Ophelia'nın bu hamleyi yapmasının sebebi ise o resim dersindeki olayda Felix'in haksız olmasına rağmen üste çıkmaya çalışmasının iki kızın da sinirini bozmuş olmasıydı. Ona güzel bir şaka hazırlamayı düşünüyorlardı. Daha önce Melinda ile birlikte, kendileri özel bir durum için yardım istediğinde cevap vermeyip "Umrumda değil." diyen okul görevlisine güzel bir şaka yapıp intikam almayı başarmışlardı. Bir keresinde de Melinda'nın kafasına sınıfta erkekler arasında çıkan kavga sırasında gitar fırlatan Sammy adında bir çocuktan -bunu nasıl becerdiğine dair kimsenin bir fikri yoktu- da güzelce intikam alabilmişlerdi. Böyle daha bir sürü hikayeleri vardı. Yani çok ciddi şakalar değildi bunlar tabii ki. 9.sınıf öğrencilerinin sonrasında hatırlayıp gülebileceği tarz hafif şakalardı. Ama gene de çok popüler öğrenciler olmamalarına rağmen Ophelia ile Melinda'nın 9.sınıflar arasında az da olsa "Revengers"* diye tanınmalarına sebep olmuştu.

Melinda, Felix'in intikam şakalarını tadan diğer insanlardan bir farkının olması gerektiği kanısına vardığı için Felix'in çantasına krem şanti sıkarak ağzına kadar doldurup sonrasında da tepesine bir kiraz koymak -en önemli kısmın kesinlikle kiraz olduğu kanısındaydı-, dolabının içindeki eşyalara rengarenk sprey boyalar ile yepyeni bir tarz kazandırmak -Melinda bunu anlatırken tek bir şeyin en ufak bir yerinden bile kendi rengi görünemeyecek derecede diye özellikle belirtmişti-, zor çıkan boya ile dolu balonlarla Felix'e saldırmak -ki bu en hunharca olanıydı kesinlikle- gibi fikirleri olsa da Ophelia'ya göre Felix hakkında biraz bilgi edinerek daha iyi bir şaka hazırlayabilirlerdi. Belki de Melinda bu intikam işini fazla abartıyordu.

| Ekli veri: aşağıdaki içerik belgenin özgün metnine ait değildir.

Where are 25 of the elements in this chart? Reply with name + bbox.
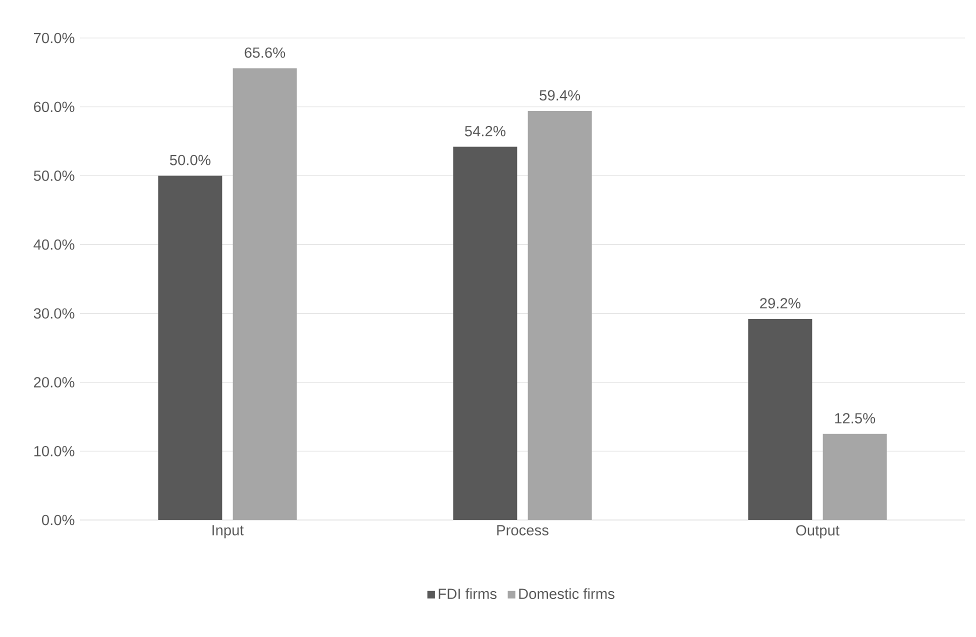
- x-tick-label: Output: [796, 525, 840, 538]
- bar: [453, 146, 518, 520]
- y-tick-label: 70.0%: [34, 32, 74, 44]
- y-tick-label: 10.0%: [34, 446, 74, 456]
- data-label: 65.6%: [244, 47, 286, 58]
- data-label: 50.0%: [170, 154, 210, 166]
- y-tick-label: 40.0%: [34, 239, 74, 250]
- data-label: 54.2%: [464, 126, 506, 136]
- x-tick-label: Process: [497, 525, 548, 536]
- y-tick-label: 60.0%: [34, 102, 74, 112]
- y-tick-label: 20.0%: [34, 377, 74, 388]
- legend-label: Domestic firms: [519, 588, 614, 600]
- y-tick-label: 30.0%: [34, 308, 74, 319]
- bar: [528, 110, 592, 520]
- bar: [158, 176, 222, 520]
- data-label: 29.2%: [760, 298, 800, 308]
- bar: [822, 434, 887, 520]
- y-tick-label: 0.0%: [42, 514, 74, 526]
- x-tick-label: Input: [212, 525, 244, 538]
- data-label: 59.4%: [540, 90, 580, 101]
- legend-label: FDI firms: [438, 588, 497, 600]
- y-tick-label: 50.0%: [34, 170, 74, 181]
- data-label: 12.5%: [835, 413, 876, 424]
- bar: [748, 318, 812, 520]
- bar: [232, 68, 297, 520]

Ophelia fotoğrafını çektiği kâğıdı zaman kaybetmeden Melinda'ya göstermiş ve iki kız yapacakları şaka için fikir aramaya başlamışlardı. Tabii o zaman için bilmedikleri iki durum vardı genç kızların.

İlk olarak o kâğıtta yazan aile şirketinin gelecekte kesinlikle hayatlarını değiştireceği gerçeği. Ki Ophelia o zaman ismine bile dikkatli bakmamıştı. Bu yüzden ancak annesi ikizleri orada gördüğünü söylediğinde ve müdürün soy isminin Cruz olduğunu öğrendiğinde annesinin onların aile şirketinde çalışmakta olduğunu anlayacaktı.

İkincisi ise daha kısa vadede Ophelia'nın başına dert açacaktı. O da Xia ile konuşurken Felix'in ikiz kız kardeşi Rebecca'nın Ophelia’nın kardeşi ile ilgili bilgi aldığını anlamış olmasıydı.

                          *****

Resim dersi olayının üstünden yalnızca birkaç gün geçmişti. Ayrıca yarıyıl tatilinden bir önceki gündü. Amcasının okula bıraktığı Melinda okulun dışındaki merdivenlerin yanında en yakın arkadaşının gelmesini bekliyordu.

Beklerken elindeki deftere birkaç şey çizmekte olan Melinda gelen "Günaydın!" sesi ile bekleyişinin sandığı kadar uzun olmayışına sevindi. Elindeki defterden kafasını kaldırıp "Günaydın!" diye karşılık verdi en yakın arkadaşına.

Ophelia her ne kadar dışarıya karşı neşeli gibi görünmeye çalışsa da evdeki durumlar her geçen gün mümkünmüş gibi daha kötüye gidiyordu. Melinda da her ne kadar bu konu ile ilgili bir şeyler sezse de arkadaşının anlatmak için hazır olmasını bekliyordu.

Kalemi klipsi ile defterine taktırıp kapadı defterini. Ardından elini arkadaşının omzuna atıp "Aklıma çok iyi şaka fikirleri geldi." dedi sarışın kız.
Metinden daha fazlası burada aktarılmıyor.